По первоначальной идее каждая проволока троса должна была быть полой внутри и в своём тончайшем канале содержать изолированную серебряную нить для обогрева. Но завод, которому был передан заказ, не сумел освоить в срок эту новую сложнейшую технологию. Поэтому на «Уране» были поставлены тросы из обычной канатной проволоки, а нити для обогрева наружных прядей были заложены во впадинах между ними. Таким образом, стоило повредить одну обогревательную нить, как сразу же выходили из строя две несущие пряди. Игорь Никитич ругался, жаловался, но ничего не мог поделать. Чтобы заменить тросы, нужно было время, а полёт откладывать было нельзя: пропустить момент вылета — значило сорвать экспедицию. Посоветовавшись её специалистами, Белов решил лететь, взяв с собой запасной комплект тросов. А теперь приходилось пожертвовать им, чтобы поднять корабль в воздух.
Общая длина тросов, составлявших комплект, достигала полутора километров. Однако один трос мог не выдержать напора взлетающей машины. Пришлось сделать заводной канат из двух тросов, скрепив их между собой.
Чтобы создать надёжный якорь, в песке вырыли глубокую воронку. В неё уложили испорченные механизмы вертолёта с привязанным концом заводного каната. Всё это заложили грудой камней и засыпали восьмиметровым слоем песка. Второй конец семисотметрового двойного каната прикрепили к нижнему концу полой колонны, идущей сквозь гондолу корабля.
Все эти работы были выполнены за пятьдесят часов при пятидесятипятиградусной жаре. Команда валилась с ног. С отлётом нельзя было медлить ни минуты, так как температура быстро росла. Игорь Никитич сокрушался, что «Уран» не удастся даже осмотреть как следует после ремонта. Для этого нужно было задержаться на несколько часов, — а смерчи уже четыре раза проходили вблизи корабля.

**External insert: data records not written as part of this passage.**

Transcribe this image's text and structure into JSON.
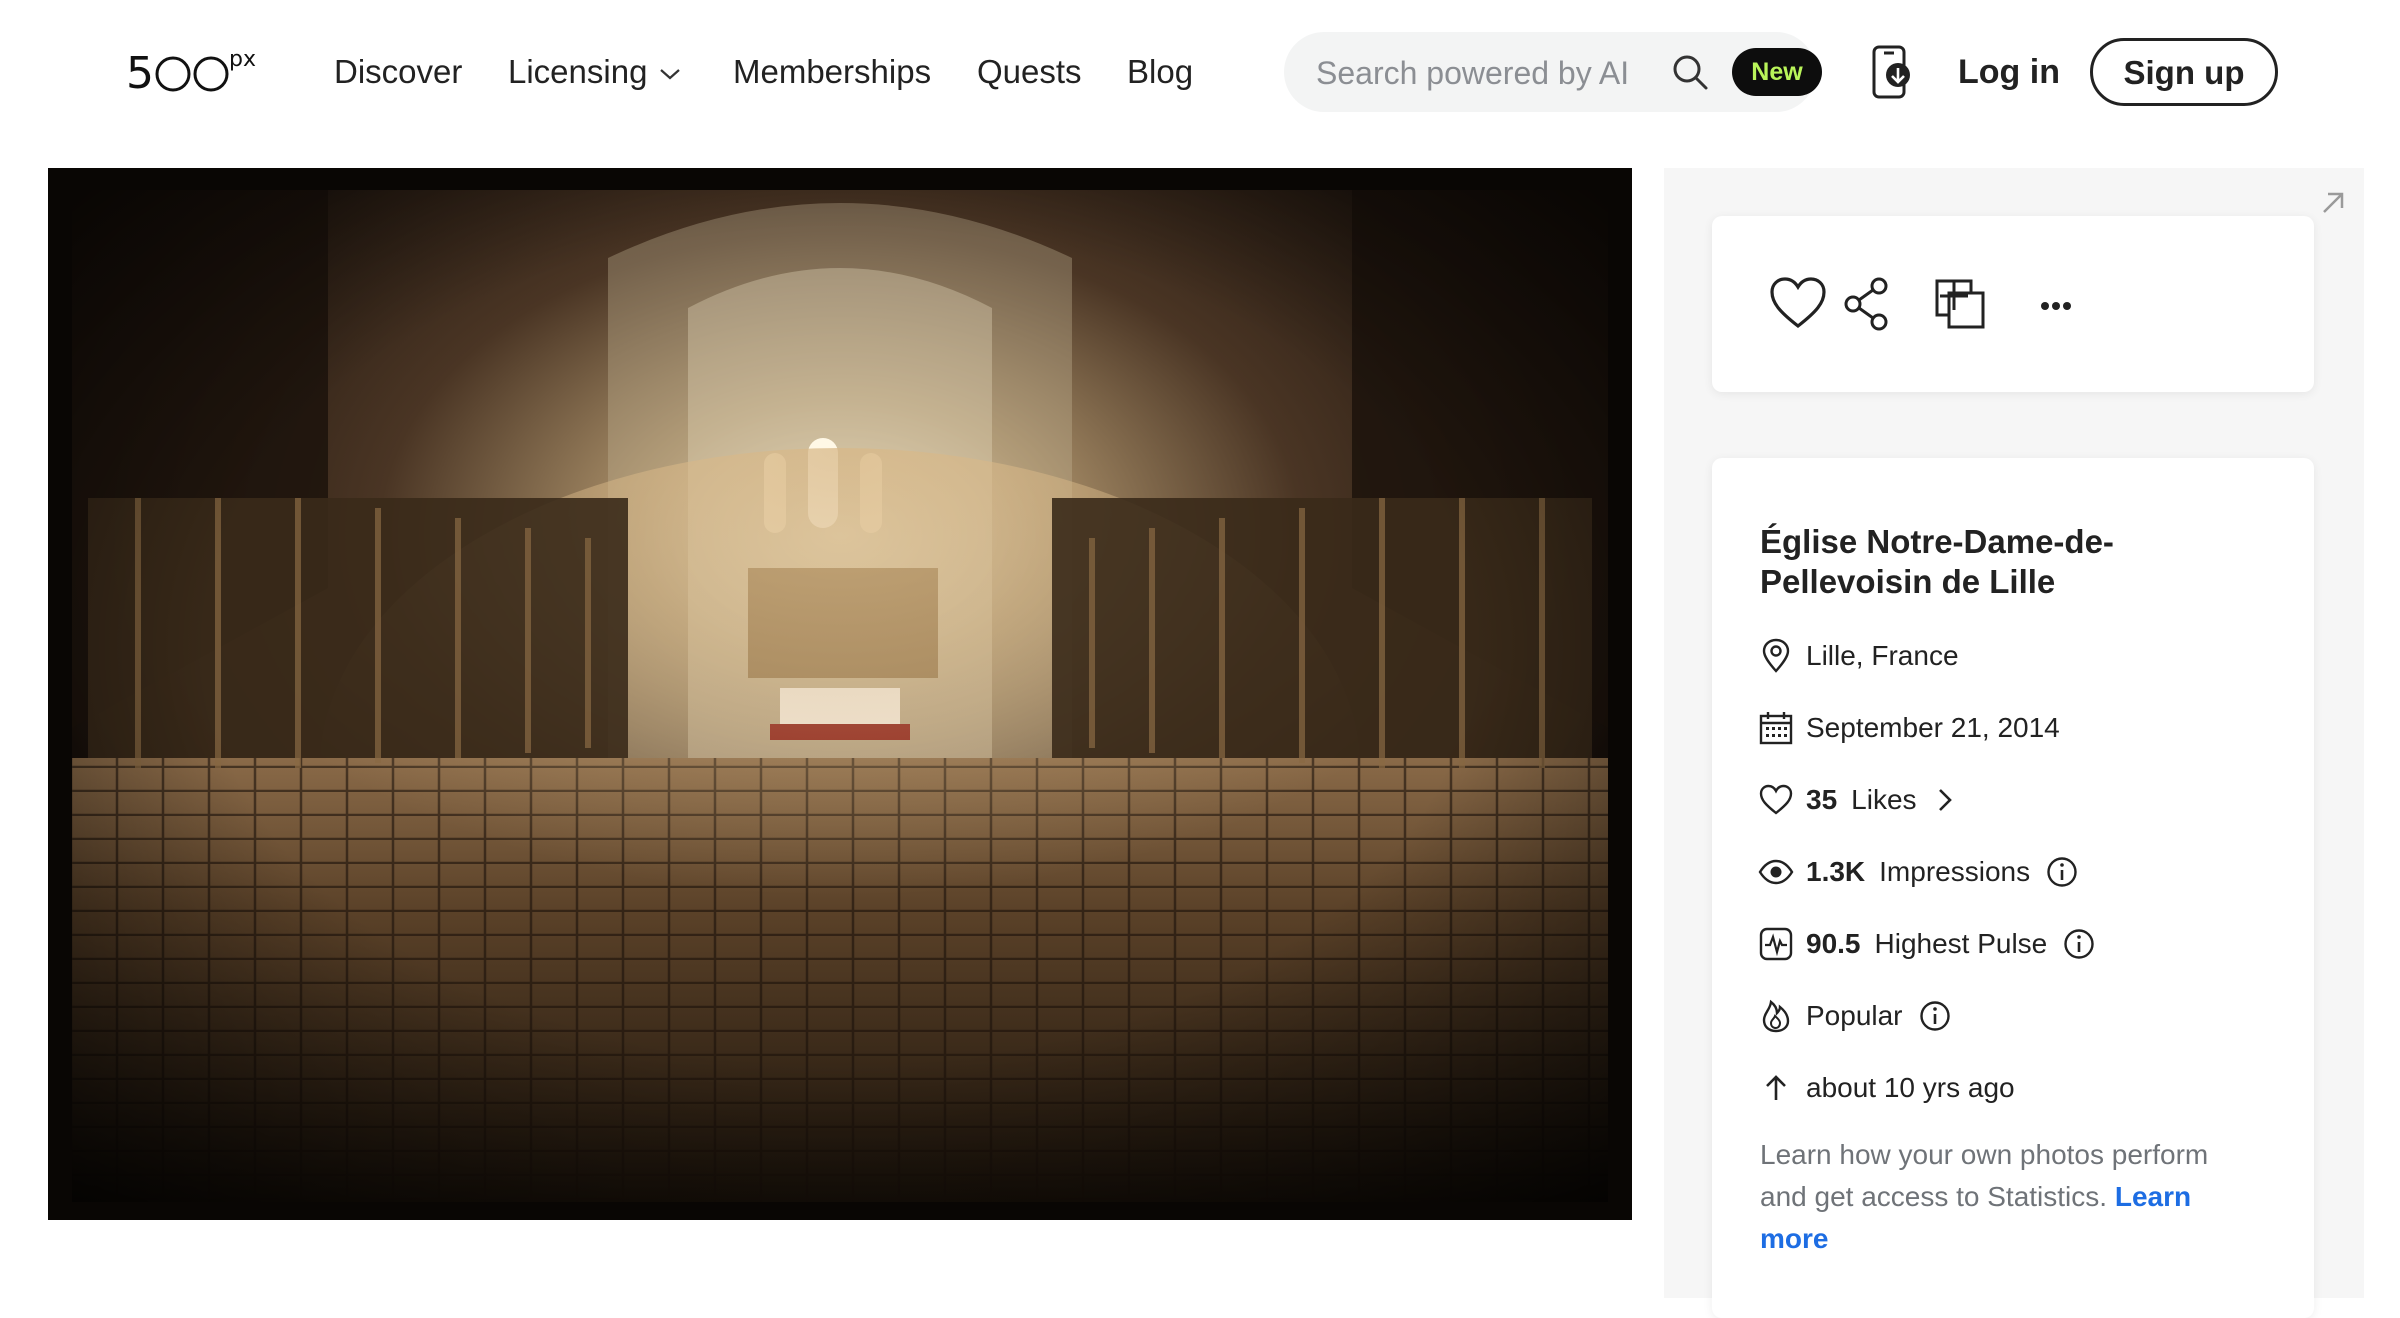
{
  "header": {
    "logo_text": "500px",
    "nav": [
      {
        "label": "Discover"
      },
      {
        "label": "Licensing"
      },
      {
        "label": "Memberships"
      },
      {
        "label": "Quests"
      },
      {
        "label": "Blog"
      }
    ],
    "search": {
      "placeholder": "Search powered by AI",
      "badge": "New"
    },
    "login_label": "Log in",
    "signup_label": "Sign up"
  },
  "photo": {
    "title": "Église Notre-Dame-de-Pellevoisin de Lille",
    "location": "Lille, France",
    "date": "September 21, 2014",
    "likes": {
      "count": "35",
      "label": "Likes"
    },
    "impressions": {
      "count": "1.3K",
      "label": "Impressions"
    },
    "pulse": {
      "value": "90.5",
      "label": "Highest Pulse"
    },
    "popular_label": "Popular",
    "uploaded": "about 10 yrs ago"
  },
  "actions": [
    "heart-icon",
    "share-icon",
    "add-to-gallery-icon",
    "more-icon"
  ],
  "promo": {
    "text": "Learn how your own photos perform and get access to Statistics.",
    "link_label": "Learn more"
  },
  "colors": {
    "accent_link": "#1d6de3",
    "badge_bg": "#0d0d0d",
    "badge_text": "#b9f45a",
    "panel_bg": "#f6f6f6"
  }
}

Поэтому, как только закрепили заводной канат и к нему была привязана действовавшая от отдельного взрывателя толовая шашка, все заняли свои места, и Игорь Никитич приказал Сидоренко подниматься сразу же, когда это будет возможно.
Венера напоследок захотела побаловать гостей. Ветер, по которому был ориентирован корабль, не изменил своего направления. Скорость его была вполне достаточной: сто девяносто километров в час.
Иван Тимофеевич решил не испытывать судьбу. Окинув последним взглядом приборы, он твёрдой рукой нажал кнопку первого взрывателя. Короткий сухой треск, и корабль освободился от расчалок. Неистовый ветер жадно охватил его своими липкими лапами и с силой повлёк за собой. У всех замерло сердце: выдержит ли заводной канат? Но украинцы не подкачали! Натянувшись, как звонкая струна, канат вынес этот страшный рывок. Корабль пятился, замедляя движение. Вот он застыл… И вдруг плавно взмыл в воздух.